Diomaye et Sonko, l’alerte du Pr Moussa Diaw : «Ce climat d’épreuve de force entre les deux hommes risque de…»

 

Entre Ousmane Sonko et Bassirou Diomaye Faye, les rapports semblent s’être détériorés. Du «Tera meeting» de samedi à l’affaire «Diomaye Président» de ce lundi, les actes posés par les deux hommes ne laissent point doute. Dans ce bref entretien, le Professeur Moussa Diaw, politologue, décortique les derniers développements et alerte.

Le Tera meeting semble avoir démontré le rangement de l’appareil Pastef et des militants derrière Ousmane Sonko. Le Pr. Diomaye est-il aujourd’hui un président seul et isolé ?

La réussite de ce grand rassemblement est un signal très fort qui conforte la position du chef du parti, Ousmane Sonko. Toutefois, le Président Diomaye ne peut être considéré comme isolé, d’autant qu’il appartient et bénéficie du soutien de cette majorité. D’ailleurs, il est au cœur du discours de Sonko, révélant leur complémentarité et concertation permanente dans la réalisation du projet de développement politique, économique et social du Sénégal.
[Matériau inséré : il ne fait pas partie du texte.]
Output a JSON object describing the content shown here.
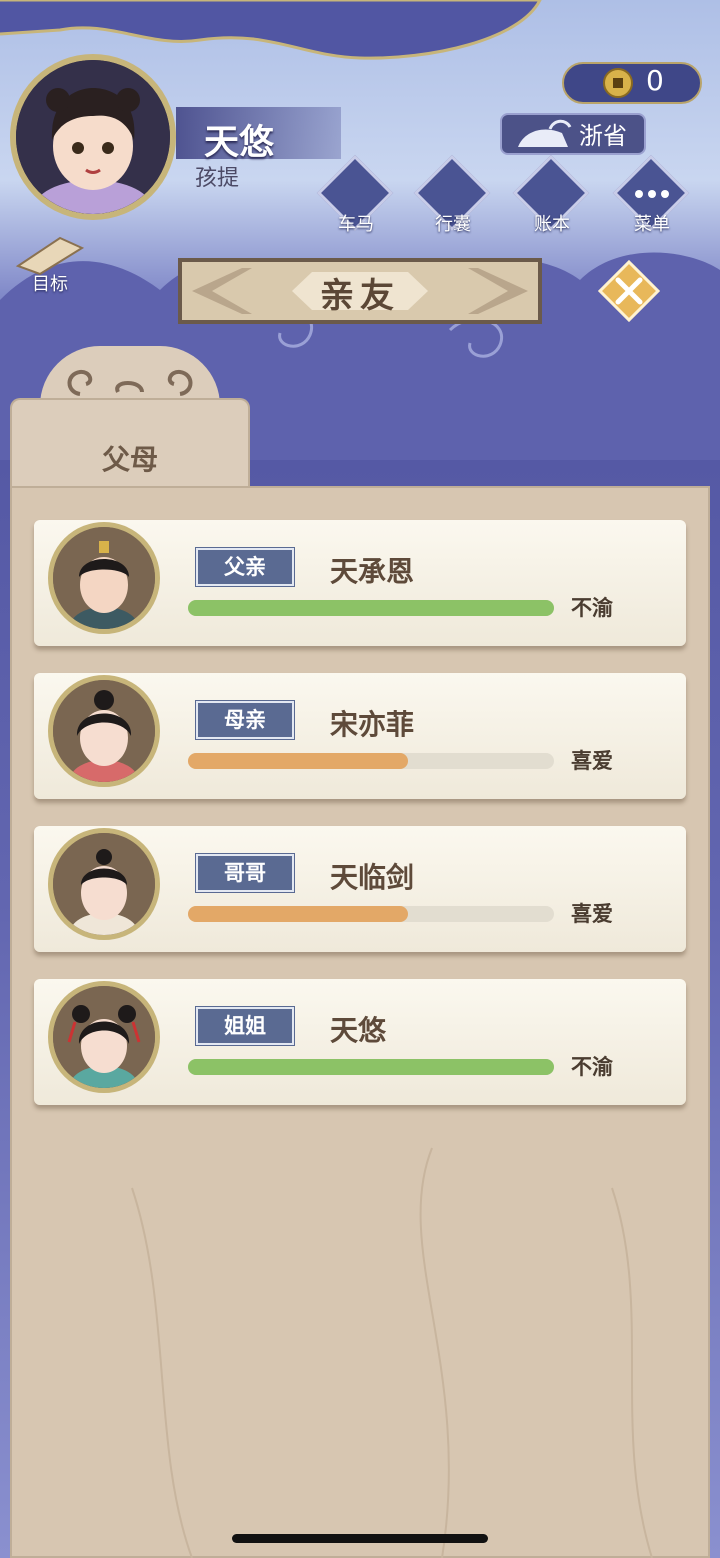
{
  "player": {
    "name": "天悠",
    "title": "孩提",
    "coins": "0",
    "province": "浙省"
  },
  "menu": [
    {
      "label": "车马",
      "icon": "carriage-icon"
    },
    {
      "label": "行囊",
      "icon": "bundle-icon"
    },
    {
      "label": "账本",
      "icon": "ledger-icon"
    },
    {
      "label": "菜单",
      "icon": "more-icon"
    }
  ],
  "goal": {
    "label": "目标",
    "icon": "scroll-icon"
  },
  "page": {
    "title": "亲友",
    "close_icon": "close-icon"
  },
  "tab": {
    "label": "父母"
  },
  "members": [
    {
      "role": "父亲",
      "name": "天承恩",
      "mood": "不渝",
      "affection": 1.0,
      "bar_color": "#8cc266"
    },
    {
      "role": "母亲",
      "name": "宋亦菲",
      "mood": "喜爱",
      "affection": 0.6,
      "bar_color": "#e3a867"
    },
    {
      "role": "哥哥",
      "name": "天临剑",
      "mood": "喜爱",
      "affection": 0.6,
      "bar_color": "#e3a867"
    },
    {
      "role": "姐姐",
      "name": "天悠",
      "mood": "不渝",
      "affection": 1.0,
      "bar_color": "#8cc266"
    }
  ],
  "colors": {
    "tag": "#5a6a92",
    "panel": "#d7c6b1",
    "accent_gold": "#c7b57a"
  }
}
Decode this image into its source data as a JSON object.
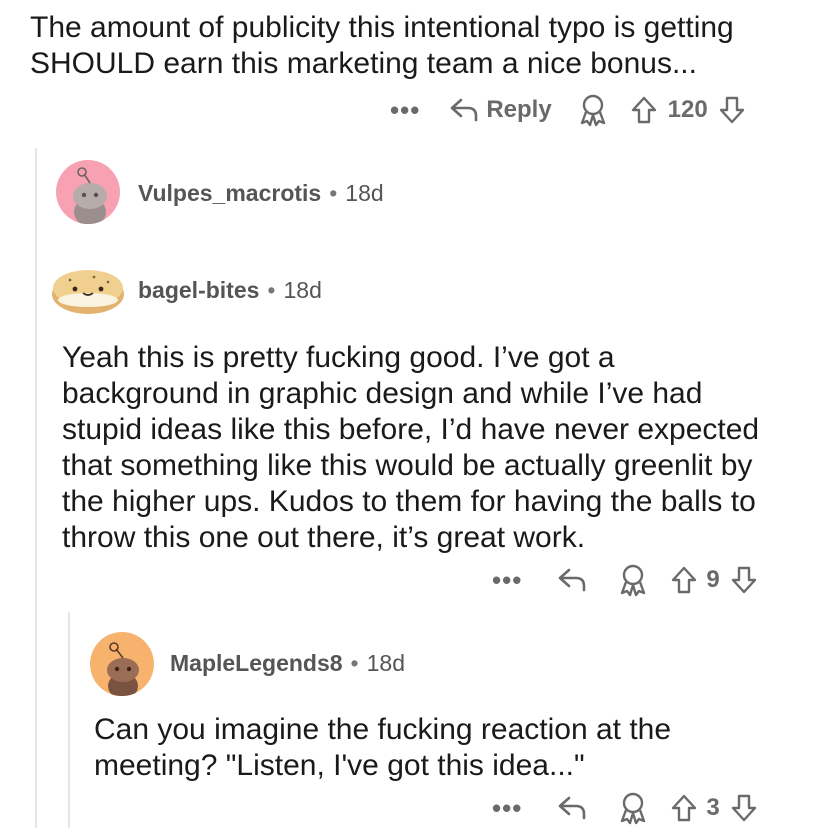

Quel Message Ousmane Sonko a voulu lui lancer à travers cette mobilisation gigantesque ?

Le message semble clair. C’est pour, d’abord, démontrer qu’il est incontournable par le soutien indéfectible dont il dispose de la part des militants dévoués à sa cause. C’est un rapport de force qui le place au centre du dispositif politique et social sans lequel aucune transformation ne peut se faire. Dès lors, s’opposer à lui constitue un risque énorme, non seulement pour la viabilité du projet mais surtout la stabilité institutionnelle du pays.

Le Pr. Diomaye est-il, aujourd’hui, écrasé par le poids (popularité) de son premier ministre ?

Je ne pense pas que le Président Diomaye puisse avoir ce sentiment. Mais il est évident qu’il en tient compte dans son action politique. Il ne faut pas perdre de vue que son arrivée à la tête de l’État est le résultat d’une stratégie dont la paternité revient à son premier ministre. L’œuvre de ce dernier ne peut être sous-estimée sous le prisme de manœuvres politiciennes ou tentatives de positionnement dans un contexte de relâchement politique. Si une telle hypothèse se présente, elle ouvre une crise politique dont l’issue serait incertaine.

Finalement, la démission du Président des instances de son parti, cela ne l’affaiblit-il pas ?

Non, je ne crois pas car c’est une tradition démocratique. Dans les grandes démocraties comme en France, le président élu cède sa place dans sa formation politique. C’est le cas de François Mitterrand et Jacques Chirac pour ne citer que ceux-là. Le président n’en sortira pas affaibli, il sera au-dessus des contingences partisanes. Il aura une position équilibrée pour faire des arbitrages.

Quelle lecture faites-vous des derniers développements, notamment le limogeage de Aïda Mbodj de la Présidence de «Diomaye Président», la nomination de Mimi Touré etc ?

La nouvelle contradiction entre le Président et son premier ministre, dans le choix de la présidente de la coalition “Diomaye Président”, illustre davantage les relations heurtées entre les deux hommes. Sonko avait jeté son dévolu sur Mme Aïda Mbodj devant les militants lors de son «Téra meeting». Le Président Diomaye, dans un communiqué, vient de prendre son contre-pied en nommant Mme Aminata Touré. Ce climat d’épreuve de force entre les deux hommes risque de finir par une crise institutionnelle et politique. 

Quelles conséquences cela pourrait générer entre les deux hommes ?

À chaque fois qu’une telle situation se dessine, des négociations arrivent à réduire la tension au sommet de l’Etat. Toutefois, on ne peut observer, de façon récurrente, ce type de rapports qui peuvent déteindre sur le fonctionnement de nos institutions. Il faudra y mettre fin, et il incombe au Président de la République d’éviter de tels écueils, symptomatiques de dysfonctionnements au sein de l’exécutif.

Le maintien de Abdourahmane Diouf dans le gouvernement risque-t-il de mener les deux hommes vers des lendemains encore plus délicats ?

Oui, le maintien de Abdourahmane Diouf dans le gouvernement, malgré les griefs du premier ministre, ne sera pas de nature à améliorer les relations entre les deux chefs de l’exécutif. En général quand un ministre n’a pas les mêmes positions ou visions que le gouvernement, il le quitte pour convenance personnelle ou divergences d’appréciation. Malheureusement cette attitude n’est pas encore ancrée dans nos mœurs politiques. En tout cas, ces contradictions ne peuvent perdurer dans un gouvernement qui fait face à de nombreux défis.